Blake Irving, the CEO of GoDaddy who will step down at the end of the year, said he was terrified heading into a keynote for the Grace Hopper Foundation, where he showed a series of misogynistic ads his company ran over the years to a crowd of more than 8,000 women in tech.

“You have to actually own this stuff. It’s not an HR directive,” he said, encouraging leaders to ask themselves, “What am I authentically excited about changing?”

Irving and other Fortune 500 leaders joined Fortune senior editor Ellen McGirt — the woman behind the raceAhead newsletter — and Salesforce chief equality officer Tony Prophet on Monday at the Fortune and Time CEO Initiative conference for a town hall on corporate diversity, following an interview with Arianna Huffington about the cultural shifts happening within Uber.

The discussion that followed gave leaders advice for fostering diversity and inclusion in their workforce. You can follow along with Time and Fortune’s CEO Initiative conference schedule and livestream.

Own it

Irving said his approach in shifting the culture when he got to GoDaddy was a mix of grassroots initiatives and owning diversity from the top.

“If you own it and you’re willing to put yourself out there, you can change the company,” he said, but it requires, “putting yourself out there in a way that is, frankly, frightening.”

Transparency is a key part of that.
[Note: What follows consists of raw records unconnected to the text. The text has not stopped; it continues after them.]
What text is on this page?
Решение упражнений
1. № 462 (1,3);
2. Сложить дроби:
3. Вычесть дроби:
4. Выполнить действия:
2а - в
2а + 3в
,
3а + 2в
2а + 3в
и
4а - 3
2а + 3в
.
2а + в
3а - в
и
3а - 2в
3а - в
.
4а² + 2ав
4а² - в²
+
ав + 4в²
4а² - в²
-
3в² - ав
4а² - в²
Irving said releasing information about the company’s progress on a regular basis is not always easy — “It’s not a brag sheet,” he said — but it helps.

“Fifty percent of our new college graduate engineering hires were women last year,” he said. “It was 15% five years ago, so it’s working.”

Salesforce’s Prophet had similar sentiments about the his company’s diversity journey.

“Our view is that there is no higher purpose than standing for equality in all of its dimensions,” he said, noting that like many tech companies, the cloud giant still has work to do to create an inclusive culture where all employees feel valued and “no one feels that they have to check some fraction of their identity at the door.”

Don’t be afraid

Asher Raphael, co-CEO of Power Home Remodeling (named the Best Place to Work for millennials by Fortune in 2015) encouraged leaders to open up discussions about difficult topics, regardless of fears about how the conversations might go.

Power recently held their first diversity and inclusion summit, despite concern about bringing “hot-button” issues out into the open and Raphael emphasized the supportive and transformative tone among the 150 employees who participated.

“You could feel the entire organization changing direction,” he said.

Celebrate different kinds of leadership

Alyse Nelson, CEO and president of Vital Voices Global Partnership, a nonprofit that invests in women’s leadership, noted that inclusion of different types of leadership can help improve organizations.

“All the things that [Huffington’s] championed at Uber as a board member, we all know she has believed in has been championing for a long time,” she said, “so why did it take a crisis in leadership to bring forth her voice on the board?”

Bernard Tyson, chairman and CEO of Kaiser Permanente offered a personal perspective on the strength of differences, calling the pursuit of more diverse teams “an agenda of inclusiveness and understanding the power of nuances.”

“My journey has always been the different person in the room, since I started my career,” Tyson said. “I am different. My life experience is different and guess what? Because of that I have something to offer.”